How would I tell Mari? I knew it would be difficult because I had stayed up late watching an episode of Henning Mankel's "Kurt Wallander" series. Wallander had come to have to admit that he had Alzheimer's Disease, and was afraid to tell his daughter because he feared she would abandon him to solitary madness. So I knew it would be difficult to tell Mari that I had bone cancer, and that I might have to move to Sweden where people understood gray weather and depression.
The people who know me best--the people I try to avoid--know that I am easily the unlikeliest candidate to happen upon a cure for cancer of the artificial hip, but it came to me in the night: cowboy boots! A few days ago I had worn cowboy boots all day! I like cowboy boots. I especially like a pair I bought in Wichita, Kansas at Shepler's. I do not wear them often; only when I recognize that Alzheimer's is causing me to forget that I live in Tucson. Then I put on my Luccheses, and I know that life is Let's Pretend, anyway, and it all comes back to me: born of Scandinavian stock expelled from Norway, once a parish priest, then a heretic, a personality like a wire brush, and now suffering from terminal bone cancer of the titanium hip!

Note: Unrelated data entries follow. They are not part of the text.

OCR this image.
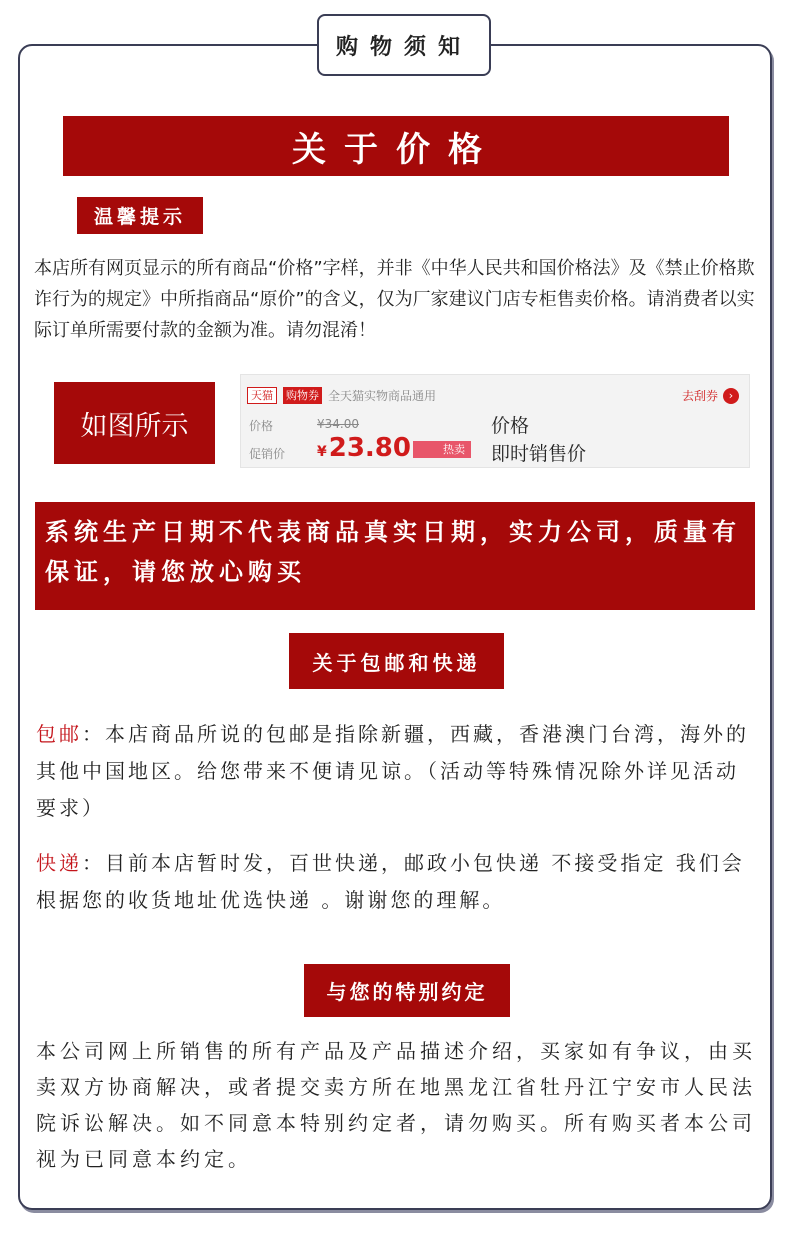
购物须知
关于价格
温馨提示

本店所有网页显示的所有商品“价格”字样，并非《中华人民共和国价格法》及《禁止价格欺诈行为的规定》中所指商品“原价”的含义，仅为厂家建议门店专柜售卖价格。请消费者以实际订单所需要付款的金额为准。请勿混淆！

如图所示
天猫	购物券 全天猫实物商品通用	去刮券 ›
价格	¥34.00
促销价 ¥23.80	热卖
价格
即时销售价
系统生产日期不代表商品真实日期，实力公司，质量有保证，请您放心购买
关于包邮和快递

包邮：本店商品所说的包邮是指除新疆，西藏，香港澳门台湾，海外的其他中国地区。给您带来不便请见谅。（活动等特殊情况除外详见活动要求）

快递：目前本店暂时发，百世快递，邮政小包快递 不接受指定 我们会根据您的收货地址优选快递 。谢谢您的理解。

与您的特别约定

本公司网上所销售的所有产品及产品描述介绍，买家如有争议，由买卖双方协商解决，或者提交卖方所在地黑龙江省牡丹江宁安市人民法院诉讼解决。如不同意本特别约定者，请勿购买。所有购买者本公司视为已同意本约定。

And that cured my bone cancer! Just pure, rational thought and a pair of cowboy boots! Every muscle in my lower body was howling in complaint at having had to wear high heeled shoes all day, several days ago. A million small muscle tears caused by standing tall when the time came, when I had almost completely forgotten that I lived in Tucson, and what had happened every time I wore cowboy boots, and I no longer had bone cancer!
You can laugh, and I hope that you do, so that you can get it out of your system, but those of us who trace our lineage back to Kurt Wallander and Kristin Lavransdatter and Harald Bluetooth know something about living in fog. We know that the sun does not rise every day: sometimes it has to decide whether it will come back, so when it does, we do not laugh at it. Sometimes we cannot remember what it is, but we do not laugh.